Here Are the Latest Interest Rate Predictions for 2024 -- And What They Mean for Your Bank Accounts

Man reading newspaper and looking at a tablet
Man reading newspaper and looking at a tablet

Image source: Getty Images

High-yield savings accounts and CDs are offering the highest interest rates that consumers have seen in years. This is mainly due to the inflationary environment and the benchmark interest rate hikes the Federal Reserve has implemented to help combat it.

While there's no way to know exactly where interest rates will be in a few months or a year from now, we can look at projections to get an idea of where things might be heading. Here's what the latest data is telling us.

Where will interest rates go from here?

To be perfectly clear, nobody knows for sure what direction interest rates will head next -- not even the people who decide on monetary policy. But we can use some estimates to get a good idea of where they're going.

First, the Federal Open Market Committee (FOMC), which is the policy-making arm of the Federal Reserve, issues its own economic projections four times per year. Its latest projections were recently released at the conclusion of the June FOMC meeting, and gave the following expectations:

  • Just one quarter-percent rate cut by the end of 2024. However, eight of the 19 voting members anticipate two rate cuts, while four don't expect any.

  • Four rate cuts (a total of 1 percentage point) in 2025.

  • Another four rate cuts in 2026. This would bring the target federal funds rate from a range of 5.25%-5.50% currently to 3.00%-3.25% by the end of 2026.

Another widely followed source of interest rate expectations is the CME Group's FedWatch tool, which in simple terms tells us the interest rates that investors are pricing into the stock market. And this tells a bit of a different story:

  • A median expectation of two quarter-percent rate cuts by the end of 2025.

  • A total of four rate cuts by September 2025 (the latest meeting date projected by the tool).

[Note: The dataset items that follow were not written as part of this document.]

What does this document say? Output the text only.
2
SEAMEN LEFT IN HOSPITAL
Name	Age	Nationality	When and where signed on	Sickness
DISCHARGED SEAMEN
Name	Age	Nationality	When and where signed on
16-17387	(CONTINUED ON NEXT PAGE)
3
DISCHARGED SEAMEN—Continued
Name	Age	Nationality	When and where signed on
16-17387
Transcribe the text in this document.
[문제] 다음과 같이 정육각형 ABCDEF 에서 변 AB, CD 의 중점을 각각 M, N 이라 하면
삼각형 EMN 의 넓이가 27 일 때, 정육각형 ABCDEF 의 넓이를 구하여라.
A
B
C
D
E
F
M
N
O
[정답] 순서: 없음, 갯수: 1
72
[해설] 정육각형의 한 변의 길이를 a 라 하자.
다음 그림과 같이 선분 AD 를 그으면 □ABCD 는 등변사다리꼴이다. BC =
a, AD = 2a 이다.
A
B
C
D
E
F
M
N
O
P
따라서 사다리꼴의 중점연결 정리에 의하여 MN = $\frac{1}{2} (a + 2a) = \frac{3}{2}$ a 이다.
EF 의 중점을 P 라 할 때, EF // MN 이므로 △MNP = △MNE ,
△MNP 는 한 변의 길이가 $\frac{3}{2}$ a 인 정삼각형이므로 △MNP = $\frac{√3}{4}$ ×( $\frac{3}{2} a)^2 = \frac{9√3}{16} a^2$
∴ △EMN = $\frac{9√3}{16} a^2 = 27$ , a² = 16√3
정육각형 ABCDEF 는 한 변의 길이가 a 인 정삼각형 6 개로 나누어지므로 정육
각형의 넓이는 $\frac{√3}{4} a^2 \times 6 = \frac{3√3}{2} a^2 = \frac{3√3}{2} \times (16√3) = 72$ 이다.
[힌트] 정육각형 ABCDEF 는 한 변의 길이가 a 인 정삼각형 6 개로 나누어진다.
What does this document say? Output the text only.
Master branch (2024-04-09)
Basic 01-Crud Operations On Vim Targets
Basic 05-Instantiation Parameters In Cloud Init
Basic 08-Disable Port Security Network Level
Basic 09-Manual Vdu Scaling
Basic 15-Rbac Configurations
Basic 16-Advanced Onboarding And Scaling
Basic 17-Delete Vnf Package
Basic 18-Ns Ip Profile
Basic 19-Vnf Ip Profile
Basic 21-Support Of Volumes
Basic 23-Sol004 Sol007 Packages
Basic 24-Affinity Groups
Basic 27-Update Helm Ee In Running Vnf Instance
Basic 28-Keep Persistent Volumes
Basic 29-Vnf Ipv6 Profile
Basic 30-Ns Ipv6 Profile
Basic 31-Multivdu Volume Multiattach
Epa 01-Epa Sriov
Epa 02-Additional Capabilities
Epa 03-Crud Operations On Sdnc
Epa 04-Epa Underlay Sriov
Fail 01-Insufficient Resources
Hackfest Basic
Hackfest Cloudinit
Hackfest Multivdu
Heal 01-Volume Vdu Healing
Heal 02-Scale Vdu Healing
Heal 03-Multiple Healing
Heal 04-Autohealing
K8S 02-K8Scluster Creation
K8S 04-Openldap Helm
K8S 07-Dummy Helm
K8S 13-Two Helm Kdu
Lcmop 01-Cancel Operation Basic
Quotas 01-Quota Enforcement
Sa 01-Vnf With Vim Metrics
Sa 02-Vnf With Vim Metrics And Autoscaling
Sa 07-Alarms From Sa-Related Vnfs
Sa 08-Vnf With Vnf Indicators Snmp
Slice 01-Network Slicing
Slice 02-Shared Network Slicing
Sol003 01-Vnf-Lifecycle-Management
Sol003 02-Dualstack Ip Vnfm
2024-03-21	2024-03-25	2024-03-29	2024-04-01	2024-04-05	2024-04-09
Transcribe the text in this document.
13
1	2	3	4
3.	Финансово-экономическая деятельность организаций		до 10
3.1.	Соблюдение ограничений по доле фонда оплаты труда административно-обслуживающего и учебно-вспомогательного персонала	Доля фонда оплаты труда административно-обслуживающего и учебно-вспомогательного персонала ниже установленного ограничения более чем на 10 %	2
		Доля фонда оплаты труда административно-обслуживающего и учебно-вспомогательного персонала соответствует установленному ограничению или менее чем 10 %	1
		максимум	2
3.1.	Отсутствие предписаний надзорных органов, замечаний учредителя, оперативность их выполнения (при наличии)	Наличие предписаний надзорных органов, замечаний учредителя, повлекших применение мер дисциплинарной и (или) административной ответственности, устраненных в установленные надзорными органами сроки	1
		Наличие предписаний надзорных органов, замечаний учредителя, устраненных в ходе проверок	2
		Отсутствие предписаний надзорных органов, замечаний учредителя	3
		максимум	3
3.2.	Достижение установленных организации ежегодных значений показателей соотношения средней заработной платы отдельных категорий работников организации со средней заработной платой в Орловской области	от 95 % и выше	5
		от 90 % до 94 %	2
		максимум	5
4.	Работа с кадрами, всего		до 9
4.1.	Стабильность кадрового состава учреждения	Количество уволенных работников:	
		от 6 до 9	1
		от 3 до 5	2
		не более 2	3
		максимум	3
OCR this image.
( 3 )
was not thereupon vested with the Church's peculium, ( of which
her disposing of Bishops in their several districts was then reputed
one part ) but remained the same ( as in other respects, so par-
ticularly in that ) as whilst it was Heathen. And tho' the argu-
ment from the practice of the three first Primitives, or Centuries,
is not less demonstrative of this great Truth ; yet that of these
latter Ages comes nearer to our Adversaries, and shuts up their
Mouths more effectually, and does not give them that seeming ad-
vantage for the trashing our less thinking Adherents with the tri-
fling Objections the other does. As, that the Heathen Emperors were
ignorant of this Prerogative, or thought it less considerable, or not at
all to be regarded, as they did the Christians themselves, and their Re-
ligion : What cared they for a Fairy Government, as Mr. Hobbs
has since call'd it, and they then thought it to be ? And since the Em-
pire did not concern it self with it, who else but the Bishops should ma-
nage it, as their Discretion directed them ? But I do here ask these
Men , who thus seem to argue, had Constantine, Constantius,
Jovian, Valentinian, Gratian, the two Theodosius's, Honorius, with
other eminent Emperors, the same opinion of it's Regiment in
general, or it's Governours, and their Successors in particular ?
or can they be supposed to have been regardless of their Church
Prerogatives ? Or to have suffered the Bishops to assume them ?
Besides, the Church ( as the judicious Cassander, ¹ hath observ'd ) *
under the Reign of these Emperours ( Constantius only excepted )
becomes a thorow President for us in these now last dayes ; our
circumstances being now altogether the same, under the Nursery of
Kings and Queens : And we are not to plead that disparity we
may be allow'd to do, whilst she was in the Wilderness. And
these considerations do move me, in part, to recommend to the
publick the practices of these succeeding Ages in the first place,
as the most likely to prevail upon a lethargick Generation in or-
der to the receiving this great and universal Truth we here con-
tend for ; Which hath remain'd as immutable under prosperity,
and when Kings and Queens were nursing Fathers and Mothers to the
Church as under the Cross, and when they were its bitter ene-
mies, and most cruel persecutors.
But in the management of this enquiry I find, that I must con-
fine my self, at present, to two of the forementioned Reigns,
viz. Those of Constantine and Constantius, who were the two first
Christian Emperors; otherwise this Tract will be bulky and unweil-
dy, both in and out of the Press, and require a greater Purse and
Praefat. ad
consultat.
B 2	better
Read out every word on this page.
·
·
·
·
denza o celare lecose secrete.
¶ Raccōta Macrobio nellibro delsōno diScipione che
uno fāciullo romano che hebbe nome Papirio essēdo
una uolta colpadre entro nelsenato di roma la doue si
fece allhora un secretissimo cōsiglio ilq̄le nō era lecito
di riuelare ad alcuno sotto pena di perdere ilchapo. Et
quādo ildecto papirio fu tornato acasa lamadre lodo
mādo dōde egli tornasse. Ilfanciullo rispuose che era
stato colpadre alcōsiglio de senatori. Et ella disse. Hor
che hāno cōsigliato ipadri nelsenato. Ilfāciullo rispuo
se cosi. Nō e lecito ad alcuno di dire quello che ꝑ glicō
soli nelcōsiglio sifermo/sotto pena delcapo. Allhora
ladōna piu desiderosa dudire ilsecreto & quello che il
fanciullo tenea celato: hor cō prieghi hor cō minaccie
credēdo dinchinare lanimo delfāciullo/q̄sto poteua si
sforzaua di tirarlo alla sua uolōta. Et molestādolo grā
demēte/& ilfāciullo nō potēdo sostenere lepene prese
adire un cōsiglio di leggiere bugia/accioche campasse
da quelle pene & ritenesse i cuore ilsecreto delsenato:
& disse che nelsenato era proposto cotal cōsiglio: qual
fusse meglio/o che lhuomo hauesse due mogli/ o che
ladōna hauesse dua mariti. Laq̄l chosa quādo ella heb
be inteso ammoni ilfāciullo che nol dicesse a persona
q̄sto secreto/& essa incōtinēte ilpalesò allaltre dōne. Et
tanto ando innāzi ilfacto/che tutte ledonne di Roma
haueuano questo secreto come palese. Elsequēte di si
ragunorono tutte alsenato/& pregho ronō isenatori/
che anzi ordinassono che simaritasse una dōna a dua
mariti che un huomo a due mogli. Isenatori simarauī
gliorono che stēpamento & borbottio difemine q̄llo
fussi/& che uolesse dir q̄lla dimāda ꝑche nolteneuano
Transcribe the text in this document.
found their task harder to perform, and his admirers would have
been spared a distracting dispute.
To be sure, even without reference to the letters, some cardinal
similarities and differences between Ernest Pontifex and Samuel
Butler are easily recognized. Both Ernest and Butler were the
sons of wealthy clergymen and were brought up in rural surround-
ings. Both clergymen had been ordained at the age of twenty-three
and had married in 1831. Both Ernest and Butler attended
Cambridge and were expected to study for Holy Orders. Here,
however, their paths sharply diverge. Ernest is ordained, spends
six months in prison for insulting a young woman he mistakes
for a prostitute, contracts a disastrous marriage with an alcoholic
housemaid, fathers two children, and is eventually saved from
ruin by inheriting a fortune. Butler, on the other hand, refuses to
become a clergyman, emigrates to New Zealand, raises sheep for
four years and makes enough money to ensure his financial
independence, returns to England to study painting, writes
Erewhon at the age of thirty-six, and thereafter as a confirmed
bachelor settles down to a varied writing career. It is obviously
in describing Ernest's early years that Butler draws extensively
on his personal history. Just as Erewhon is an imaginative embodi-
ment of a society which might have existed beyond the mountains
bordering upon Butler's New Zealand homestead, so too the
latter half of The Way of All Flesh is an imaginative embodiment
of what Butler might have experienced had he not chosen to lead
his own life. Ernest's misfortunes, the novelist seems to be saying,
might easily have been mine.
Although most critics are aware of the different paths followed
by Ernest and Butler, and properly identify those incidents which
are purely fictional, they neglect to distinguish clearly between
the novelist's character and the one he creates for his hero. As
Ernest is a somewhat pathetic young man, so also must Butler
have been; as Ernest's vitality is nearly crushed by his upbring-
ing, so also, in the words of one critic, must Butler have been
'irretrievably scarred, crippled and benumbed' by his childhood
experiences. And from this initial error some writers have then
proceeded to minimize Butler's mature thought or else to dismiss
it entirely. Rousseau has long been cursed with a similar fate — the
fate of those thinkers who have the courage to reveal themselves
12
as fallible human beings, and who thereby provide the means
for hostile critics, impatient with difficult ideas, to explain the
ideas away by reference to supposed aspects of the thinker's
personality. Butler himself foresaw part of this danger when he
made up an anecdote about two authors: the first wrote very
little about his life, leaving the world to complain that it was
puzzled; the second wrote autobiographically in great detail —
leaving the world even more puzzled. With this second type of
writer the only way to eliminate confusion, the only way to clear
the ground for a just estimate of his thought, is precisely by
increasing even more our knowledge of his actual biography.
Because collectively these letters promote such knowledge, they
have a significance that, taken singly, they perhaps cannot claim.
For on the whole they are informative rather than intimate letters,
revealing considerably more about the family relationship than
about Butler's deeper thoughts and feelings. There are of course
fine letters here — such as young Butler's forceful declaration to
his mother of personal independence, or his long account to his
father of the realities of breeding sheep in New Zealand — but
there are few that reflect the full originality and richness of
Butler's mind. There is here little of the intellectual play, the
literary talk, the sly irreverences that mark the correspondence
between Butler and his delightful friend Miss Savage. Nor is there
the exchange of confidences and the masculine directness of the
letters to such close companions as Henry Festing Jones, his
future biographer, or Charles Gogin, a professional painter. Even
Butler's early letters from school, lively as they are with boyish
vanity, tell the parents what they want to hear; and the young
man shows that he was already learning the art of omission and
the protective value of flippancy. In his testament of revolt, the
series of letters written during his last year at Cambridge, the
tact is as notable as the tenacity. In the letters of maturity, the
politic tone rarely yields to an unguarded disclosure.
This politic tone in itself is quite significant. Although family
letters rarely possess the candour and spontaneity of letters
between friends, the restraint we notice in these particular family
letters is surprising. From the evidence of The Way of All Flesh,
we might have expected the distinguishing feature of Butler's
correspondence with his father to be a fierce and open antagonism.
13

So the key takeaway is that nobody knows for sure. But it's important to point out that the general consensus is that the next interest rate movement will be downward. None of the 19 voting members of the FOMC are projecting benchmark rates to rise any further in 2024, and the FedWatch tool doesn't see this as a realistic possibility, either.

What does this mean for your bank accounts?

The interest rates paid on bank deposit accounts such as savings accounts and certificate of deposit (CD) accounts are not directly dependent on benchmark interest rates. In other words, just because the Federal Reserve cuts the federal funds rate by 0.25% doesn't necessarily mean your bank will lower its rates by the same amount.

However, it's important to note that Federal Reserve rate moves and bank interest rates tend to move in the same direction. So, the most likely course of events is that the interest rates paid by your high-yield savings accounts and CDs will be slightly lower than they are now, but falling a little faster throughout 2025 and 2026. However, nothing is certain, and there are a lot of moving parts that could affect the future of interest rates.